A shift eastward might make sense - that would enable the Vikings not to have to move games to TCF Bank Stadium on the University of Minnesota campus -- but many particulars of building on that adjacent land are still being examined. Getting all of that information gathered for a proposal would take too long for it to be given consideration in this session.
Building the stadium near the Metrodome, but not on that land, would enable the Vikings to do the same thing that baseball's St. Louis Cardinals did when three-quarters of the new Busch Stadium was built right near the old ballpark.
Once the last game of the 2005 baseball season was played in the old park, it was torn down and the new stadium was completed.

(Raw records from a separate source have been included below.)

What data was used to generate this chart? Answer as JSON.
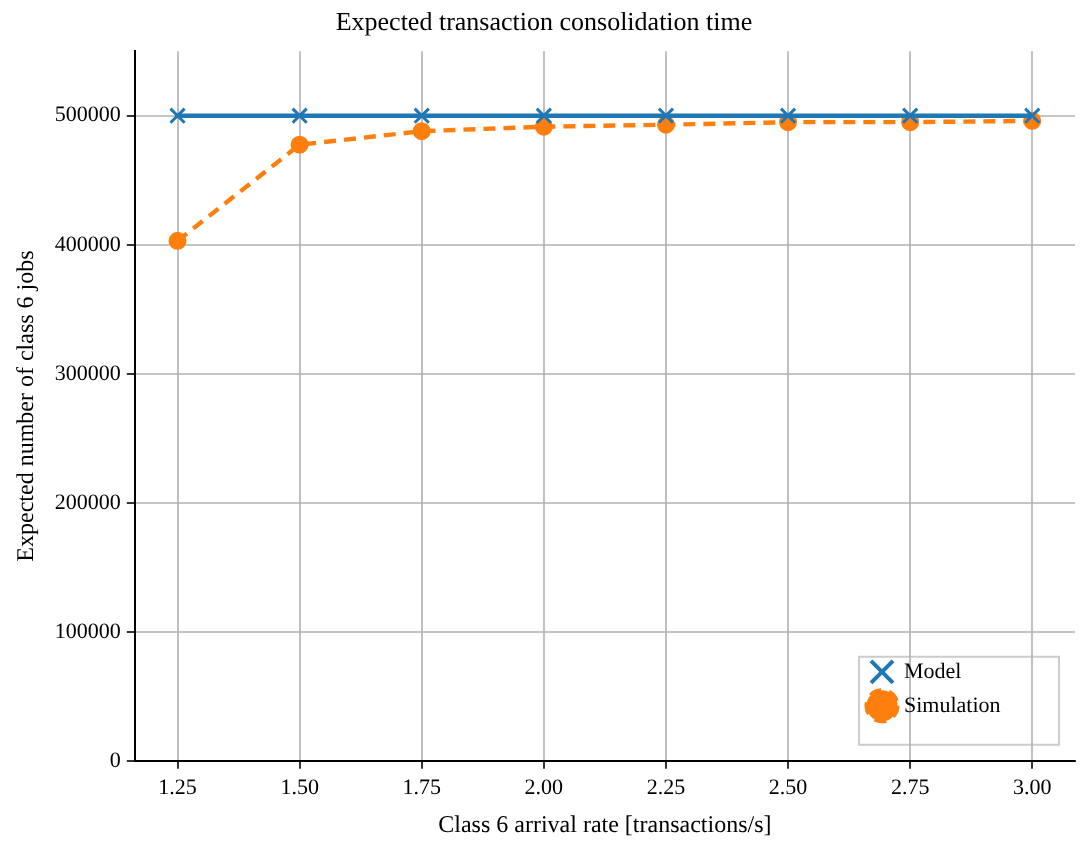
{
  "chart_data": {
    "type": "line",
    "title": "Expected transaction consolidation time",
    "xlabel": "Class 6 arrival rate [transactions/s]",
    "ylabel": "Expected number of class 6 jobs",
    "x": [
      1.25,
      1.5,
      1.75,
      2.0,
      2.25,
      2.5,
      2.75,
      3.0
    ],
    "series": [
      {
        "name": "Model",
        "color": "#1f77b4",
        "marker": "cross",
        "line_style": "solid",
        "values": [
          500000,
          500000,
          500000,
          500000,
          500000,
          500000,
          500000,
          500000
        ]
      },
      {
        "name": "Simulation",
        "color": "#ff7f0e",
        "marker": "circle",
        "line_style": "dashed",
        "values": [
          403000,
          477500,
          488000,
          491500,
          493000,
          495000,
          495000,
          496000
        ]
      }
    ],
    "xlim": [
      1.1625,
      3.0875
    ],
    "xticks": [
      1.25,
      {
        "value": 1.5,
        "label": "1.50"
      },
      1.75,
      {
        "value": 2.0,
        "label": "2.00"
      },
      2.25,
      {
        "value": 2.5,
        "label": "2.50"
      },
      2.75,
      {
        "value": 3.0,
        "label": "3.00"
      }
    ],
    "ylim": [
      0,
      550000
    ],
    "yticks": [
      0,
      100000,
      200000,
      300000,
      400000,
      500000
    ],
    "grid": true,
    "legend": "bottom right"
  }
}
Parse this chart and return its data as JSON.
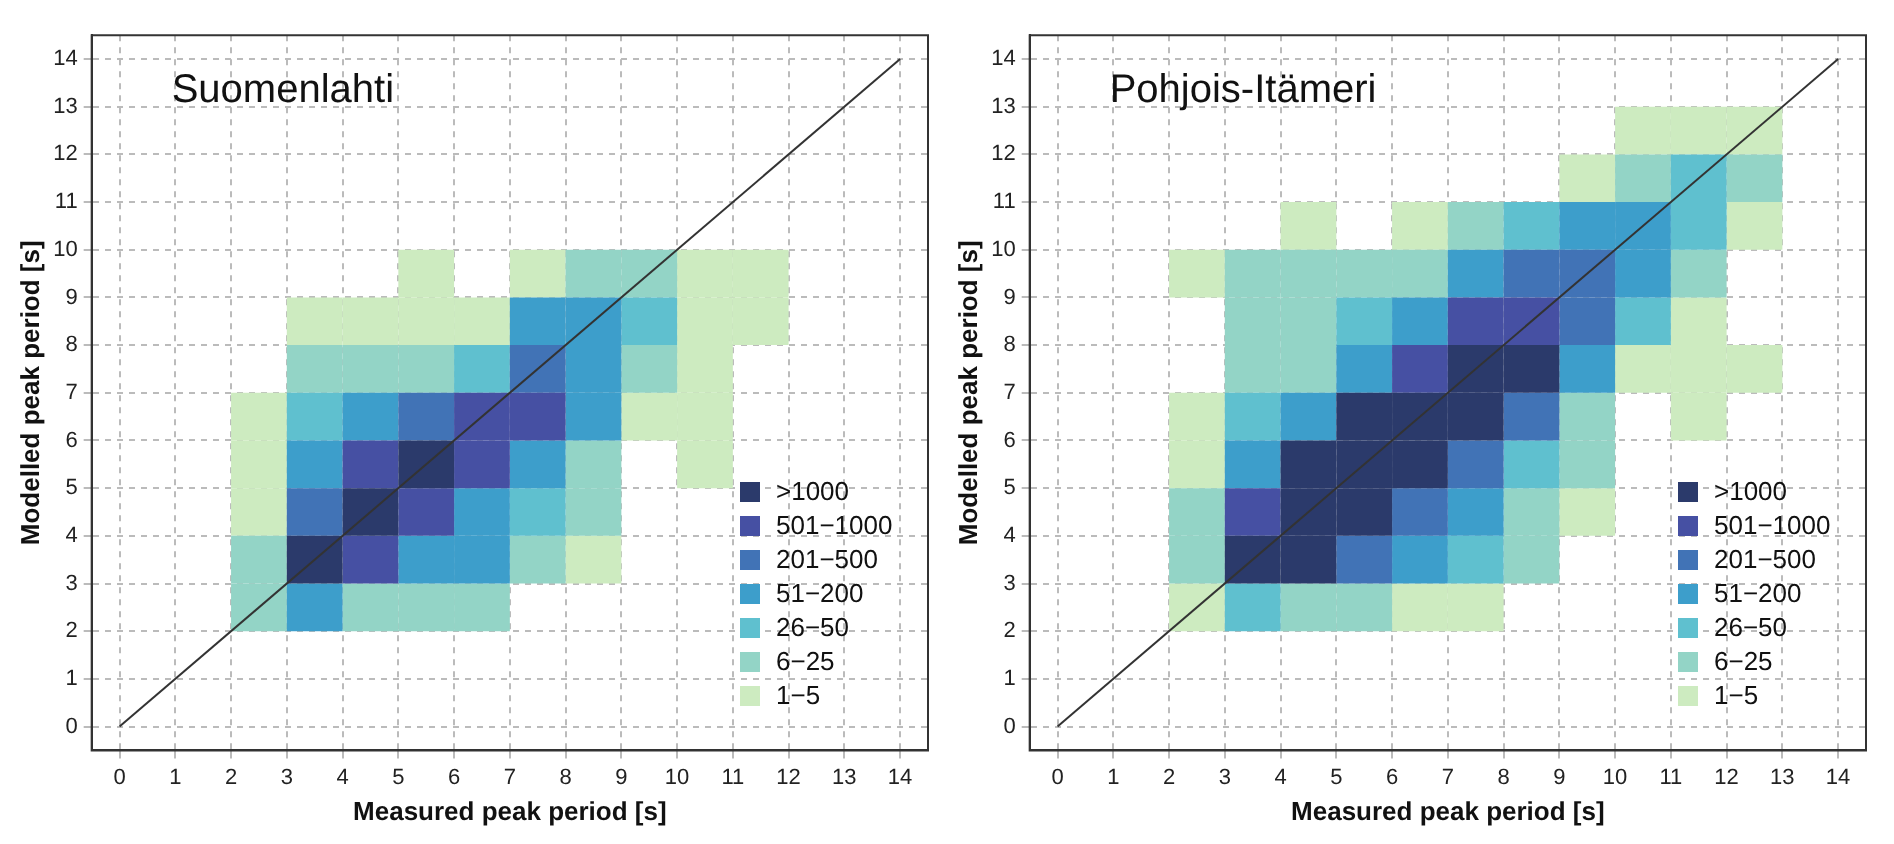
{
  "chart_data": [
    {
      "type": "scatter",
      "title": "Suomenlahti",
      "xlabel": "Measured peak period [s]",
      "ylabel": "Modelled peak period [s]",
      "marker": "square",
      "series": [
        {
          "name": ">1000",
          "color": "#2b3a6b",
          "x": [
            5.5,
            4.5,
            3.5
          ],
          "values": [
            5.5,
            4.5,
            3.5
          ]
        },
        {
          "name": "501−1000",
          "color": "#4650a3",
          "x": [
            6.5,
            7.5,
            4.5,
            6.5,
            5.5,
            4.5
          ],
          "values": [
            6.5,
            6.5,
            5.5,
            5.5,
            4.5,
            3.5
          ]
        },
        {
          "name": "201−500",
          "color": "#4173b6",
          "x": [
            7.5,
            5.5,
            3.5
          ],
          "values": [
            7.5,
            6.5,
            4.5
          ]
        },
        {
          "name": "51−200",
          "color": "#3d9ecb",
          "x": [
            7.5,
            8.5,
            8.5,
            4.5,
            8.5,
            3.5,
            7.5,
            6.5,
            5.5,
            6.5,
            3.5
          ],
          "values": [
            8.5,
            8.5,
            7.5,
            6.5,
            6.5,
            5.5,
            5.5,
            4.5,
            3.5,
            3.5,
            2.5
          ]
        },
        {
          "name": "26−50",
          "color": "#5fc0cf",
          "x": [
            9.5,
            6.5,
            3.5,
            7.5
          ],
          "values": [
            8.5,
            7.5,
            6.5,
            4.5
          ]
        },
        {
          "name": "6−25",
          "color": "#93d4c6",
          "x": [
            8.5,
            9.5,
            3.5,
            4.5,
            5.5,
            9.5,
            8.5,
            8.5,
            2.5,
            7.5,
            2.5,
            4.5,
            5.5,
            6.5
          ],
          "values": [
            9.5,
            9.5,
            7.5,
            7.5,
            7.5,
            7.5,
            5.5,
            4.5,
            3.5,
            3.5,
            2.5,
            2.5,
            2.5,
            2.5
          ]
        },
        {
          "name": "1−5",
          "color": "#cdebc0",
          "x": [
            5.5,
            7.5,
            10.5,
            11.5,
            3.5,
            4.5,
            5.5,
            6.5,
            10.5,
            11.5,
            10.5,
            2.5,
            9.5,
            10.5,
            2.5,
            10.5,
            2.5,
            8.5
          ],
          "values": [
            9.5,
            9.5,
            9.5,
            9.5,
            8.5,
            8.5,
            8.5,
            8.5,
            8.5,
            8.5,
            7.5,
            6.5,
            6.5,
            6.5,
            5.5,
            5.5,
            4.5,
            3.5
          ]
        },
        {
          "type": "line",
          "color": "#333333",
          "marker": "none",
          "x": [
            0,
            14
          ],
          "values": [
            0,
            14
          ]
        }
      ],
      "xlim": [
        -0.5,
        14.5
      ],
      "ylim": [
        -0.5,
        14.5
      ],
      "xticks": [
        0,
        1,
        2,
        3,
        4,
        5,
        6,
        7,
        8,
        9,
        10,
        11,
        12,
        13,
        14
      ],
      "yticks": [
        0,
        1,
        2,
        3,
        4,
        5,
        6,
        7,
        8,
        9,
        10,
        11,
        12,
        13,
        14
      ],
      "grid": true,
      "legend": "bottom right"
    },
    {
      "type": "scatter",
      "title": "Pohjois-Itämeri",
      "xlabel": "Measured peak period [s]",
      "ylabel": "Modelled peak period [s]",
      "marker": "square",
      "series": [
        {
          "name": ">1000",
          "color": "#2b3a6b",
          "x": [
            7.5,
            8.5,
            5.5,
            6.5,
            7.5,
            4.5,
            5.5,
            6.5,
            4.5,
            5.5,
            3.5,
            4.5
          ],
          "values": [
            7.5,
            7.5,
            6.5,
            6.5,
            6.5,
            5.5,
            5.5,
            5.5,
            4.5,
            4.5,
            3.5,
            3.5
          ]
        },
        {
          "name": "501−1000",
          "color": "#4650a3",
          "x": [
            7.5,
            8.5,
            6.5,
            3.5
          ],
          "values": [
            8.5,
            8.5,
            7.5,
            4.5
          ]
        },
        {
          "name": "201−500",
          "color": "#4173b6",
          "x": [
            8.5,
            9.5,
            9.5,
            8.5,
            7.5,
            6.5,
            5.5
          ],
          "values": [
            9.5,
            9.5,
            8.5,
            6.5,
            5.5,
            4.5,
            3.5
          ]
        },
        {
          "name": "51−200",
          "color": "#3d9ecb",
          "x": [
            9.5,
            10.5,
            7.5,
            10.5,
            6.5,
            5.5,
            9.5,
            4.5,
            3.5,
            7.5,
            6.5
          ],
          "values": [
            10.5,
            10.5,
            9.5,
            9.5,
            8.5,
            7.5,
            7.5,
            6.5,
            5.5,
            4.5,
            3.5
          ]
        },
        {
          "name": "26−50",
          "color": "#5fc0cf",
          "x": [
            11.5,
            8.5,
            11.5,
            5.5,
            10.5,
            3.5,
            8.5,
            7.5,
            3.5
          ],
          "values": [
            11.5,
            10.5,
            10.5,
            8.5,
            8.5,
            6.5,
            5.5,
            3.5,
            2.5
          ]
        },
        {
          "name": "6−25",
          "color": "#93d4c6",
          "x": [
            10.5,
            12.5,
            7.5,
            3.5,
            4.5,
            5.5,
            6.5,
            11.5,
            3.5,
            4.5,
            3.5,
            4.5,
            9.5,
            9.5,
            2.5,
            8.5,
            2.5,
            8.5,
            4.5,
            5.5
          ],
          "values": [
            11.5,
            11.5,
            10.5,
            9.5,
            9.5,
            9.5,
            9.5,
            9.5,
            8.5,
            8.5,
            7.5,
            7.5,
            6.5,
            5.5,
            4.5,
            4.5,
            3.5,
            3.5,
            2.5,
            2.5
          ]
        },
        {
          "name": "1−5",
          "color": "#cdebc0",
          "x": [
            10.5,
            11.5,
            12.5,
            9.5,
            4.5,
            6.5,
            12.5,
            2.5,
            11.5,
            10.5,
            11.5,
            12.5,
            2.5,
            11.5,
            2.5,
            9.5,
            2.5,
            6.5,
            7.5
          ],
          "values": [
            12.5,
            12.5,
            12.5,
            11.5,
            10.5,
            10.5,
            10.5,
            9.5,
            8.5,
            7.5,
            7.5,
            7.5,
            6.5,
            6.5,
            5.5,
            4.5,
            2.5,
            2.5,
            2.5
          ]
        },
        {
          "type": "line",
          "color": "#333333",
          "marker": "none",
          "x": [
            0,
            14
          ],
          "values": [
            0,
            14
          ]
        }
      ],
      "xlim": [
        -0.5,
        14.5
      ],
      "ylim": [
        -0.5,
        14.5
      ],
      "xticks": [
        0,
        1,
        2,
        3,
        4,
        5,
        6,
        7,
        8,
        9,
        10,
        11,
        12,
        13,
        14
      ],
      "yticks": [
        0,
        1,
        2,
        3,
        4,
        5,
        6,
        7,
        8,
        9,
        10,
        11,
        12,
        13,
        14
      ],
      "grid": true,
      "legend": "bottom right"
    }
  ]
}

The Vikings haven't made it a secret that they don't want to play in TCF Bank Stadium. The team has estimated it would lose $37 million in total operating losses over three seasons if forced to play in the Gophers home stadium.
Bagley said the Vikings remain "focused" on getting a deal done in Minnesota and also won't be asking the NFL for an extension of the relocation deadline. The Vikings were considered a candidate to move to Los Angeles, but the NFL has said that city won't have a team next season.
The Vikings also have said there is another city in the mix but have refused to identify it.
The Vikings, by the way, have no plan of signing a lease extension at the Metrodome unless they get a new stadium approved. That means the team would play next season in the Dome without a lease, making them a free agent again after 2012.